Note: be careful with gdb here; it excludes leading 0s, so remember that there may be more zeros than it prints out!

``````bool has_zero_byte(unsigned long val) {
unsigned long ones = ~0UL/UCHAR_MAX;
unsigned long highs = ones << (CHAR_BIT - 1);
return (((val - ones) & highs) & ~val) != 0;
}
``````

Here is our guide for how to trace through the code.

• Work out the pattern of the bitmask constructed by the expression `~0UL/UCHAR_MAX`. Run the challenge program under `gdb` and print out the various sub-expressions, such as the numerator by itself, the denominator, and so on. Using `p/t` shows the binary representation which may be helpful. Both suffixes on the constant `0UL` are critical. How does the result change if the `L` were removed? What about if the `U` is removed?
• The original version of the code expressed the second line as:

``````unsigned long highs = (ones * (UCHAR_MAX / 2 + 1))
``````

The provided code uses a bitshift in place of the above multiplication/division. The two compute an equivalent result. Why is this so?

• Before moving on to the rest, be sure you have correctly constructed the bit patterns assigned to the `ones` and `highs` variables. Verify your understanding by printing the bits in gdb.

• The `highs` variable is being used as bitmask in the expression `(val - ones) & highs`. This masking operation extracts those bytes of val that exhibit a certain numeric property. What is that property?
• The final masking operation `& ~val` is filtering out bytes identified in the previous step that are not zero bytes. How did those false positives come about and how does this last step filter them out?

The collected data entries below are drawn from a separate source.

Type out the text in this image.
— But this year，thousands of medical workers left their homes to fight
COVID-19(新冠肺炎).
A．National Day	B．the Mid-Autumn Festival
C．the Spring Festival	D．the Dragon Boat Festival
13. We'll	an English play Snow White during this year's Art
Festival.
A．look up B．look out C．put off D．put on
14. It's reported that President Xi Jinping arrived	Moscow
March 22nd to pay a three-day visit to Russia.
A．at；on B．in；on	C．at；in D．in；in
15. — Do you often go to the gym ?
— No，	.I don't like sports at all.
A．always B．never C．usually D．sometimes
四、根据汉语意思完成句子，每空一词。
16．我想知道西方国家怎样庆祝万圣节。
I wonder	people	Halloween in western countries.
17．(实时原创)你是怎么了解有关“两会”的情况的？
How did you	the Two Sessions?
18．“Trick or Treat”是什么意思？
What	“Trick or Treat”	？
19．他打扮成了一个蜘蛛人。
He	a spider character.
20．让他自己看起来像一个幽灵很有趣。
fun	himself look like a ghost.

If you are getting mixed up on how it operates on all 8 bytes simultaneously, try the expressions on a single byte. In other words, what is `ones` for a single byte? What is `highs` for a single byte? How does the expression `((val - ones) & highs) & ~val` work for a single byte? After you work that out, then generalize to the multi-byte `unsigned long` type.

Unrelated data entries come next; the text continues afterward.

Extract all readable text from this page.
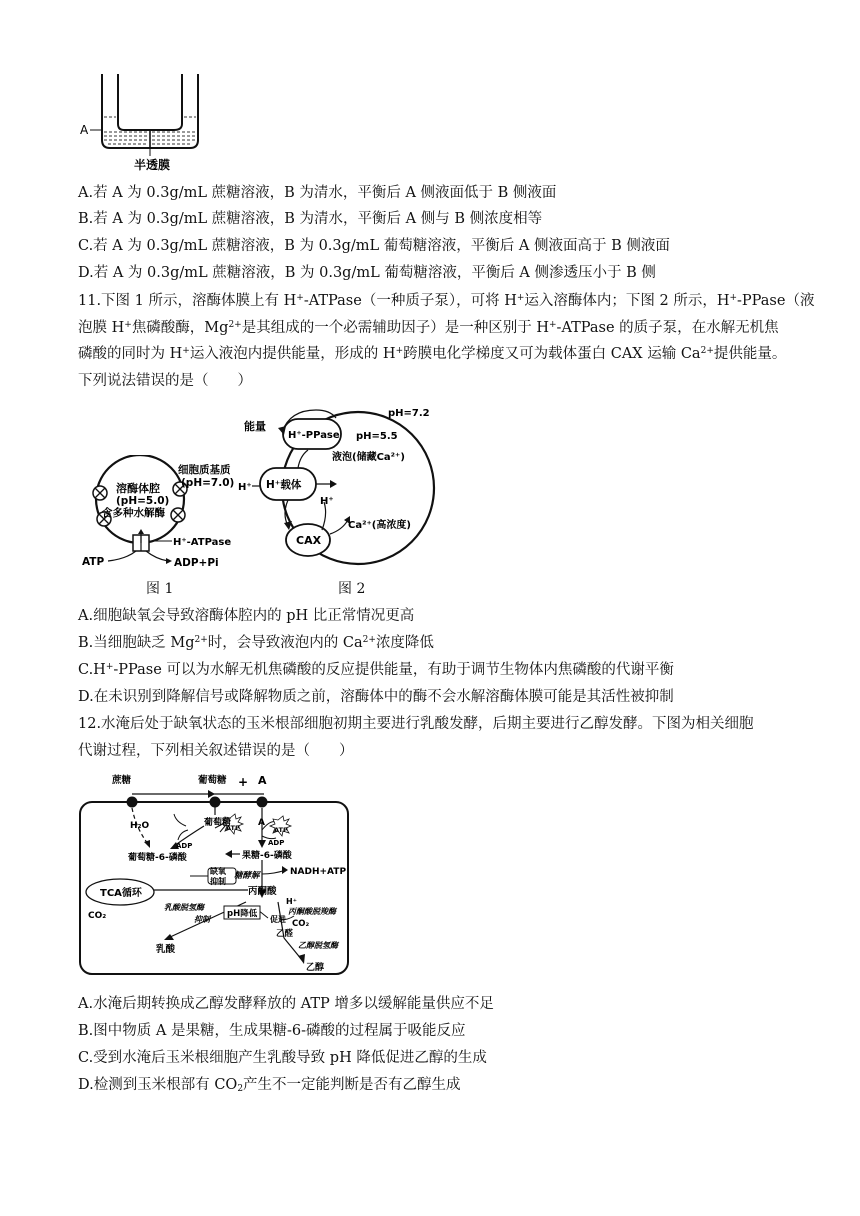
A
半透膜
A.若 A 为 0.3g/mL 蔗糖溶液，B 为清水，平衡后 A 侧液面低于 B 侧液面
B.若 A 为 0.3g/mL 蔗糖溶液，B 为清水，平衡后 A 侧与 B 侧浓度相等
C.若 A 为 0.3g/mL 蔗糖溶液，B 为 0.3g/mL 葡萄糖溶液，平衡后 A 侧液面高于 B 侧液面
D.若 A 为 0.3g/mL 蔗糖溶液，B 为 0.3g/mL 葡萄糖溶液，平衡后 A 侧渗透压小于 B 侧
11.下图 1 所示，溶酶体膜上有 H+-ATPase（一种质子泵），可将 H+运入溶酶体内；下图 2 所示，H+-PPase（液
泡膜 H+焦磷酸酶，$Mg^{2+}$是其组成的一个必需辅助因子）是一种区别于 H+-ATPase 的质子泵，在水解无机焦
磷酸的同时为 H+运入液泡内提供能量，形成的 H+跨膜电化学梯度又可为载体蛋白 CAX 运输 $Ca^{2+}$提供能量。
下列说法错误的是（　　）
细胞质基质
(pH=7.0)
溶酶体腔
(pH=5.0)
含多种水解酶
H⁺-ATPase
ATP	ADP+Pi
图 1
能量
H⁺-PPase
pH=7.2
pH=5.5
液泡(储藏Ca²⁺)
H⁺ H⁺载体
H⁺
CAX
Ca²⁺(高浓度)
图 2
A.细胞缺氧会导致溶酶体腔内的 pH 比正常情况更高
B.当细胞缺乏 $Mg^{2+}$时，会导致液泡内的 $Ca^{2+}$浓度降低
C.H+-PPase 可以为水解无机焦磷酸的反应提供能量，有助于调节生物体内焦磷酸的代谢平衡
D.在未识别到降解信号或降解物质之前，溶酶体中的酶不会水解溶酶体膜可能是其活性被抑制
12.水淹后处于缺氧状态的玉米根部细胞初期主要进行乳酸发酵，后期主要进行乙醇发酵。下图为相关细胞
代谢过程，下列相关叙述错误的是（　　）
蔗糖	葡萄糖 + A
H₂O	葡萄糖
ATP
ADP
A
ATP
ADP
葡萄糖-6-磷酸	果糖-6-磷酸
糖酵解	NADH+ATP
缺氧
抑制
TCA循环
CO₂
丙酮酸
乳酸脱氢酶
抑制
pH降低
促进
H⁺
丙酮酸脱羧酶
CO₂
乙醛
乙醇脱氢酶
乳酸
乙醇
A.水淹后期转换成乙醇发酵释放的 ATP 增多以缓解能量供应不足
B.图中物质 A 是果糖，生成果糖-6-磷酸的过程属于吸能反应
C.受到水淹后玉米根细胞产生乳酸导致 pH 降低促进乙醇的生成
D.检测到玉米根部有 $CO_2$产生不一定能判断是否有乙醇生成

The function demonstrates a form of "mini-parallelism"-- a single operation on the entire long is effectively applying that operation to all 8 bytes in parallel. While the naive loop racks up 3-6 operations per each byte (a total of some 40 ops), this version tests all bytes in just 4 total operations (assuming constant operations are precomputed at compile-time). Neat! This is an exceedingly clever piece of code and we hope a satisfying accomplishment for you to be able to understand and appreciate such an action-packed sequence of bitwise wizardry!